Abstract Objective The potential mechanisms of PIK3CA and NF1 expressions in GBM have been poorly elucidated. Risk-score analysis combined with clinicopathological characteristics to assess the prognostic value and immunotherapy efficacy of 6-genes signature. Methods We performed the whole exosome sequencing profiling on samples form patients with GBM. The association of PIK3CA and NF1 expression within the GBM have received cross-validations by MR methods and the risk-score analysis of 6-gene signature. The construction of 6 genes prognostic signature based on The Cancer Genome Atlas (TCGA) GBM cohort, the Gene Expression Omnibus (GEO), and IMvigor210 cohort. Results MR study demonstrated that PIK3CA and NF1 expressions were closely related with the risk of GBM patients by the IVW method.
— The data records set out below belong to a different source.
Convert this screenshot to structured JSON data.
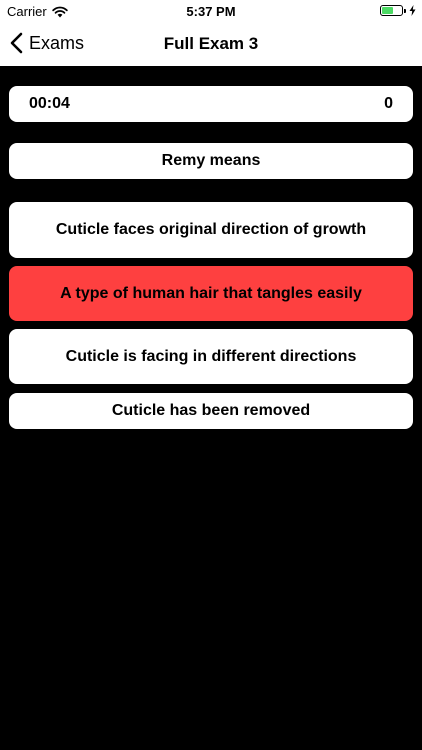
{
  "status_bar": {
    "carrier": "Carrier",
    "time": "5:37 PM",
    "battery_level": 0.6,
    "battery_color": "#4cd964"
  },
  "nav": {
    "back_label": "Exams",
    "back_icon": "chevron-left-icon",
    "title": "Full Exam 3"
  },
  "timer": {
    "elapsed": "00:04",
    "score": "0"
  },
  "question": {
    "text": "Remy means"
  },
  "answers": [
    {
      "text": "Cuticle faces original direction of growth",
      "state": "normal"
    },
    {
      "text": "A type of human hair that tangles easily",
      "state": "incorrect"
    },
    {
      "text": "Cuticle is facing in different directions",
      "state": "normal"
    },
    {
      "text": "Cuticle has been removed",
      "state": "normal"
    }
  ],
  "colors": {
    "background": "#000000",
    "card": "#ffffff",
    "incorrect": "#fe4040"
  }
}
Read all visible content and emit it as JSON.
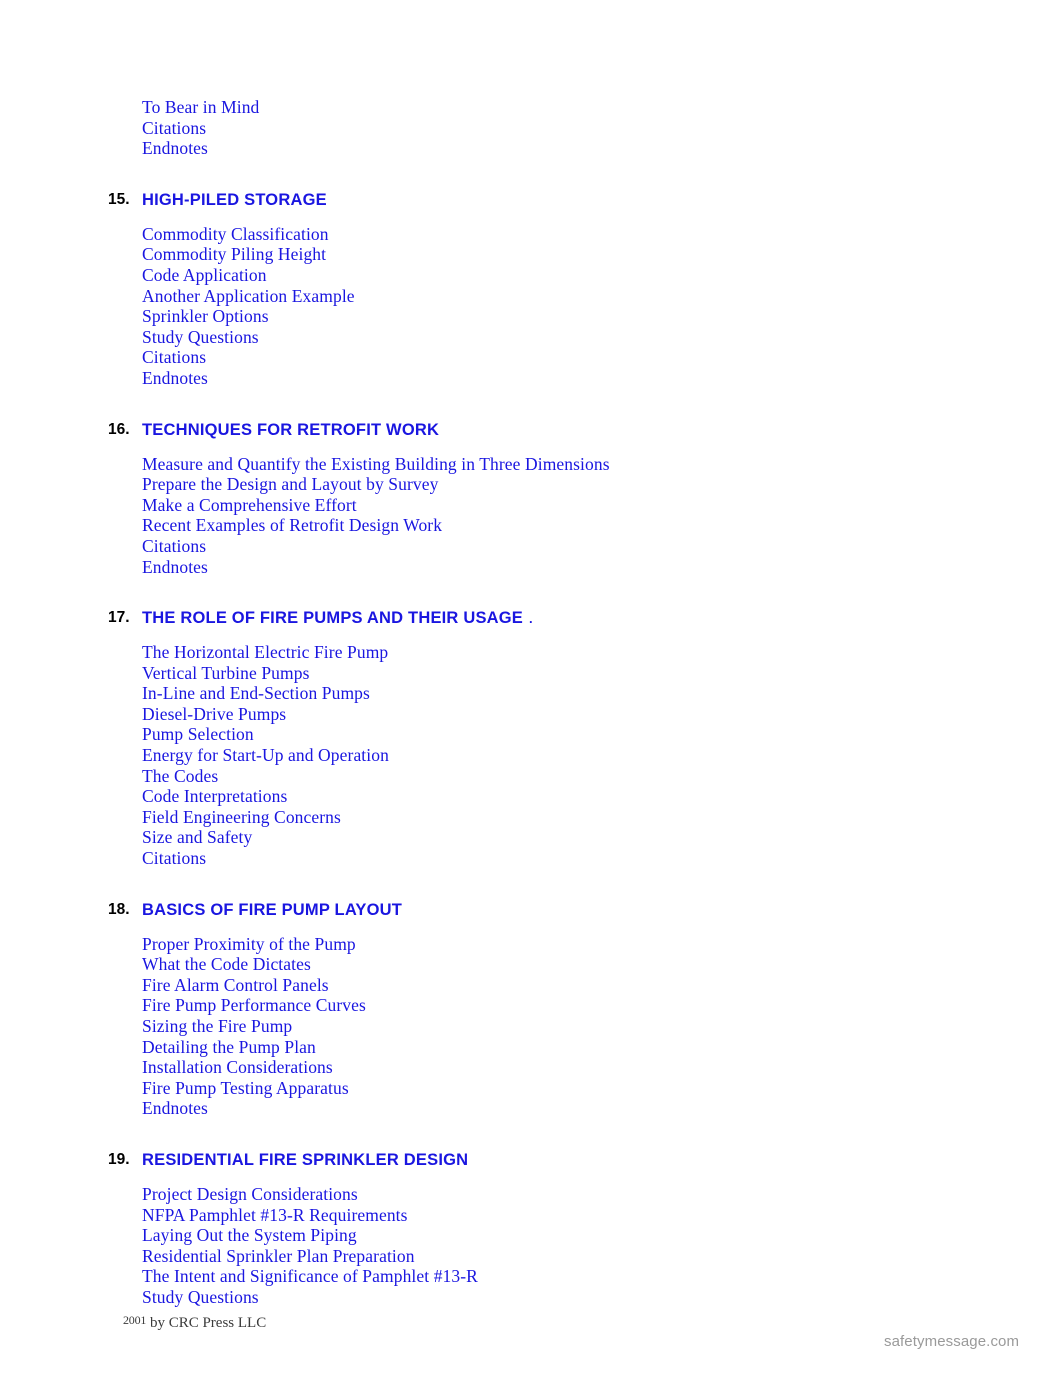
{
  "document": {
    "type": "table-of-contents",
    "colors": {
      "link_blue": "#1a16e0",
      "number_black": "#000000",
      "footer_gray": "#3b3b3b",
      "watermark_gray": "#9a9a9a",
      "page_background": "#ffffff"
    }
  },
  "continued_entries": [
    "To Bear in Mind",
    "Citations",
    "Endnotes"
  ],
  "chapters": [
    {
      "number": "15.",
      "title": "HIGH-PILED STORAGE",
      "title_trailer": "",
      "entries": [
        "Commodity Classification",
        "Commodity Piling Height",
        "Code Application",
        "Another Application Example",
        "Sprinkler Options",
        "Study Questions",
        "Citations",
        "Endnotes"
      ]
    },
    {
      "number": "16.",
      "title": "TECHNIQUES FOR RETROFIT WORK",
      "title_trailer": "",
      "entries": [
        "Measure and Quantify the Existing Building in Three Dimensions",
        "Prepare the Design and Layout by Survey",
        "Make a Comprehensive Effort",
        "Recent Examples of Retrofit Design Work",
        "Citations",
        "Endnotes"
      ]
    },
    {
      "number": "17.",
      "title": "THE ROLE OF FIRE PUMPS AND THEIR USAGE",
      "title_trailer": ".",
      "entries": [
        "The Horizontal Electric Fire Pump",
        "Vertical Turbine Pumps",
        "In-Line and End-Section Pumps",
        "Diesel-Drive Pumps",
        "Pump Selection",
        "Energy for Start-Up and Operation",
        "The Codes",
        "Code Interpretations",
        "Field Engineering Concerns",
        "Size and Safety",
        "Citations"
      ]
    },
    {
      "number": "18.",
      "title": "BASICS OF FIRE PUMP LAYOUT",
      "title_trailer": "",
      "entries": [
        "Proper Proximity of the Pump",
        "What the Code Dictates",
        "Fire Alarm Control Panels",
        "Fire Pump Performance Curves",
        "Sizing the Fire Pump",
        "Detailing the Pump Plan",
        "Installation Considerations",
        "Fire Pump Testing Apparatus",
        "Endnotes"
      ]
    },
    {
      "number": "19.",
      "title": "RESIDENTIAL FIRE SPRINKLER DESIGN",
      "title_trailer": "",
      "entries": [
        "Project Design Considerations",
        "NFPA Pamphlet #13-R Requirements",
        "Laying Out the System Piping",
        "Residential Sprinkler Plan Preparation",
        "The Intent and Significance of Pamphlet #13-R",
        "Study Questions"
      ]
    }
  ],
  "footer": {
    "year": "2001",
    "publisher": "by CRC Press LLC"
  },
  "watermark": {
    "text": "safetymessage.com"
  }
}
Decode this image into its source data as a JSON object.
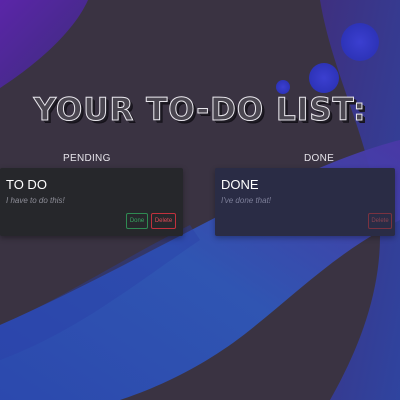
{
  "app": {
    "title": "YOUR TO-DO LIST:"
  },
  "columns": {
    "pending": {
      "heading": "PENDING",
      "items": [
        {
          "title": "TO DO",
          "description": "I have to do this!",
          "done_label": "Done",
          "delete_label": "Delete"
        }
      ]
    },
    "done": {
      "heading": "DONE",
      "items": [
        {
          "title": "DONE",
          "description": "I've done that!",
          "delete_label": "Delete"
        }
      ]
    }
  },
  "colors": {
    "background": "#3b3443",
    "accent_blue": "#2a4fa8",
    "accent_purple": "#5a2aa0",
    "done_button": "#37a660",
    "delete_button": "#e14a56"
  }
}
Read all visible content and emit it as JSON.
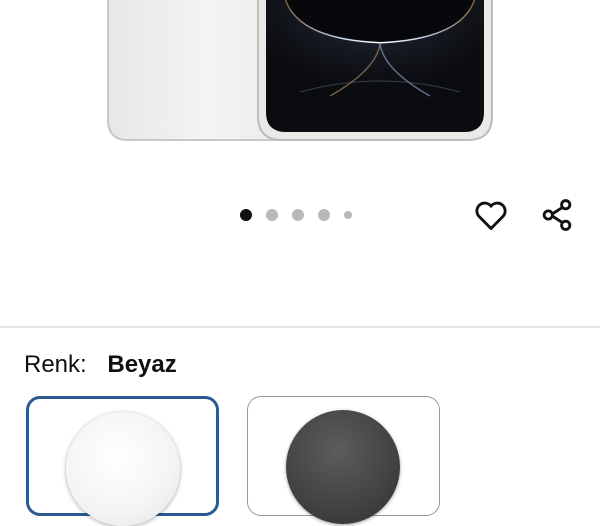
{
  "product": {
    "color_label": "Renk:",
    "selected_color": "Beyaz"
  },
  "carousel": {
    "dot_count": 5,
    "active_index": 0
  },
  "icons": {
    "wishlist": "heart-outline-icon",
    "share": "share-icon"
  },
  "colors": {
    "selected_border": "#2a5b91",
    "swatch_white": "#f4f4f4",
    "swatch_dark": "#3e4042"
  },
  "swatches": [
    {
      "color": "white",
      "selected": true
    },
    {
      "color": "dark-gray",
      "selected": false
    }
  ]
}
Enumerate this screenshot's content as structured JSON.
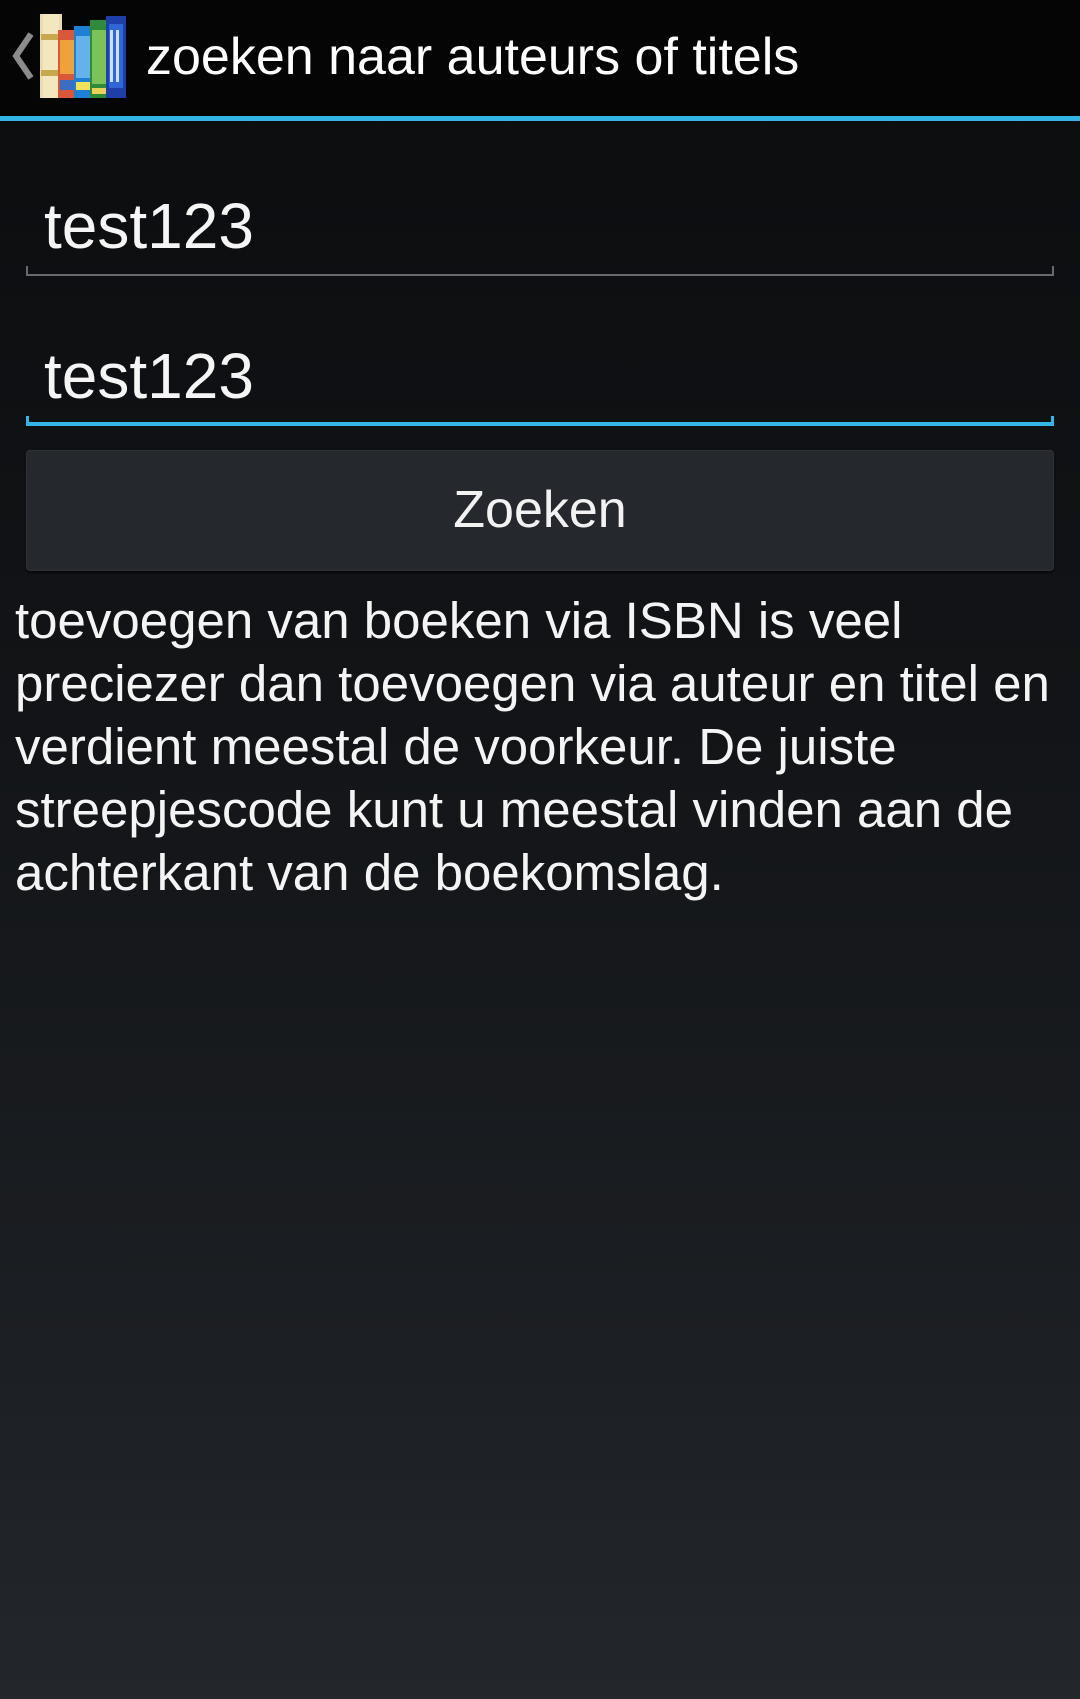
{
  "action_bar": {
    "title": "zoeken naar auteurs of titels",
    "up_icon": "chevron-left-icon",
    "app_icon": "books-app-icon",
    "accent_color": "#33b5e5"
  },
  "form": {
    "author_value": "test123",
    "title_value": "test123",
    "search_label": "Zoeken"
  },
  "info": {
    "text": "toevoegen van boeken via ISBN is veel preciezer dan toevoegen via auteur en titel en verdient meestal de voorkeur. De juiste streepjescode kunt u meestal vinden aan de achterkant van de boekomslag."
  }
}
And then the construction of 6-gene signature was classified into high-risk and low-risk groups through the median risk-score of regression formula to predict prognosis of GBM patients. Kaplan-Meier survival showed the overall survival of distinct high- and low-risk groups. Receiver operating characteristic (ROC) curve analysis indicated the value of predictive performance of two different risk groups. In line with our WES reporters, our findings showed that the mutation of PIK3CA and NF1 was significantly associated with prognostic signature of GBM. Importantly, the individual altered gene took effect on response or resistance to ICB, such as PIK3CA. Consistent with our analysis about study individual mutations and their role in cancer immunotherapy, which might provide a novel insight on the mechanism of PIK3CA and NF1 mutation in the GBM. Conclusions Taken together, our MR analysis indicated the correlation between PIK3CA and NF1 expression and GBM disease, which provided a key basis for the precise prevention of the genetic mutation in the occurrence and development of GBM. The established PIK3CA and NF1 alteration-related prognostic signature was involved well in prognosis prediction as well as closely linked with immunotherapy responses. which also provided a novel and great potential in future clinical applications.